В Москве все было сложно. Брат принял ее, но радости не проявил. Намекал, что надо бы на работу, иначе совсем свихнется. А у Евгеши не было сил подняться и заняться делами. Так и сидела целыми днями, глядя в стену с обоями в голубых мертвяцких розах.
Жена брата смотрела на нее с удивлением. Ну а потом добавилось и раздражение.
Как-то Евгеша услышала их разговор. Начала, конечно, золовка:
– И долго она так будет сидеть? Ладно, нога. Но ведь по дому-то может помочь! Сготовить чего-нибудь. Повариха же! Я тоже устаю. Ты знаешь, что у меня на работе!
На следующий день Евгеша оделась и пошла на улицу.
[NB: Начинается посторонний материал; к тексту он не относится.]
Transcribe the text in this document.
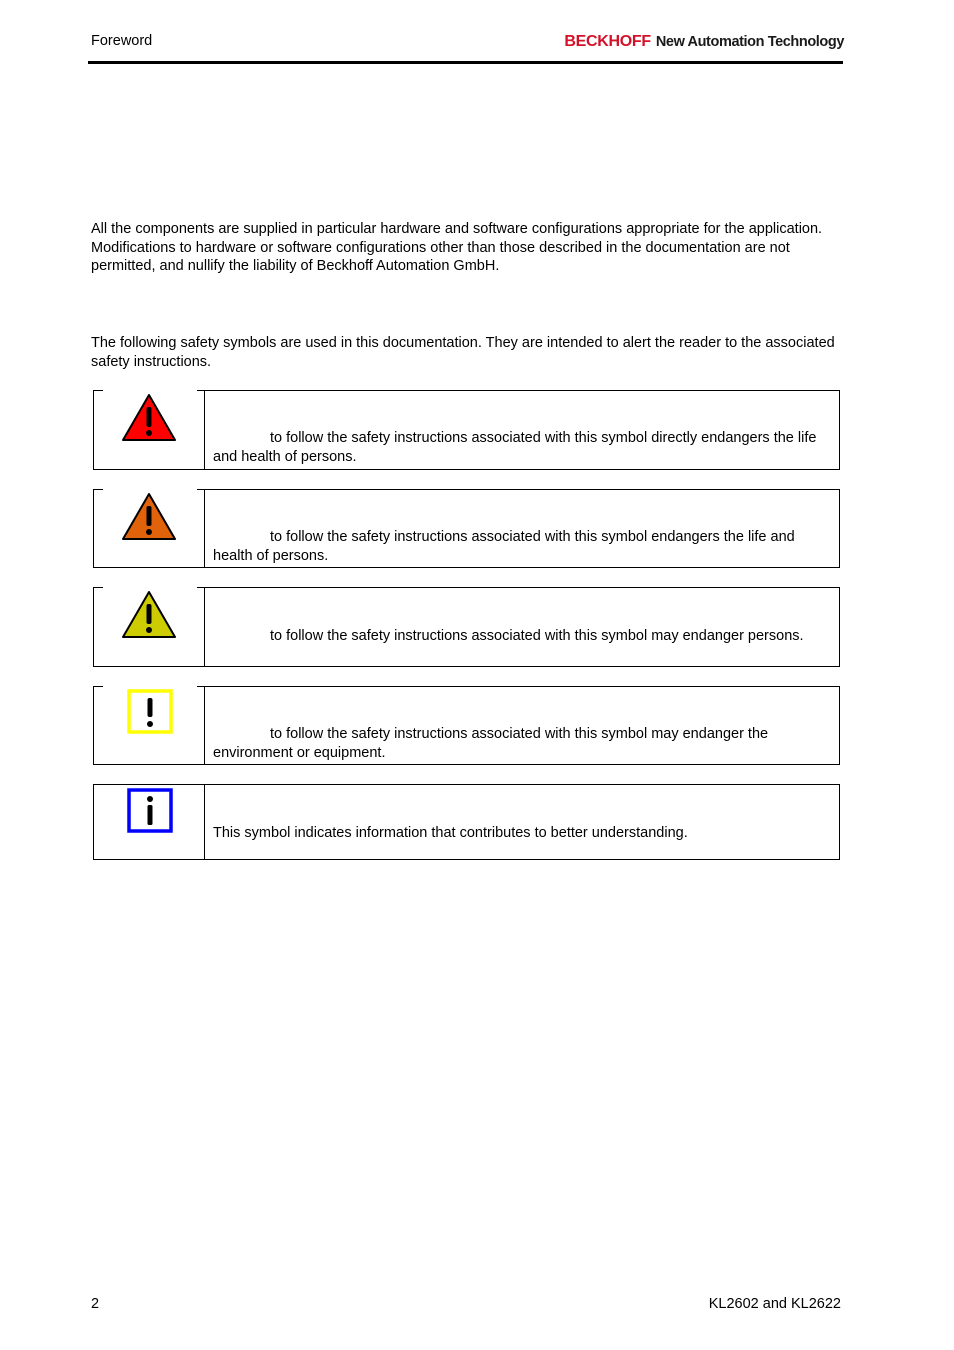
Foreword	BECKHOFF New Automation Technology

All the components are supplied in particular hardware and software configurations appropriate for the application. Modifications to hardware or software configurations other than those described in the documentation are not permitted, and nullify the liability of Beckhoff Automation GmbH.

The following safety symbols are used in this documentation. They are intended to alert the reader to the associated safety instructions.

to follow the safety instructions associated with this symbol directly endangers the life and health of persons.

to follow the safety instructions associated with this symbol endangers the life and health of persons.

to follow the safety instructions associated with this symbol may endanger persons.

to follow the safety instructions associated with this symbol may endanger the environment or equipment.

This symbol indicates information that contributes to better understanding.

2	KL2602 and KL2622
В киоске купила газету с объявлениями о работе. Нашла. Требовался повар с опытом работы, чистоплотный и приятный внешне.
Евгеша посмотрела на себя в зеркало – приятная ли она внешне? Да нет, вряд ли. От ее приятности и следа не осталось.
Дохромала до парикмахерской, закрасила седину, привела в порядок ногти и брови и на следующий день поехала на собеседование.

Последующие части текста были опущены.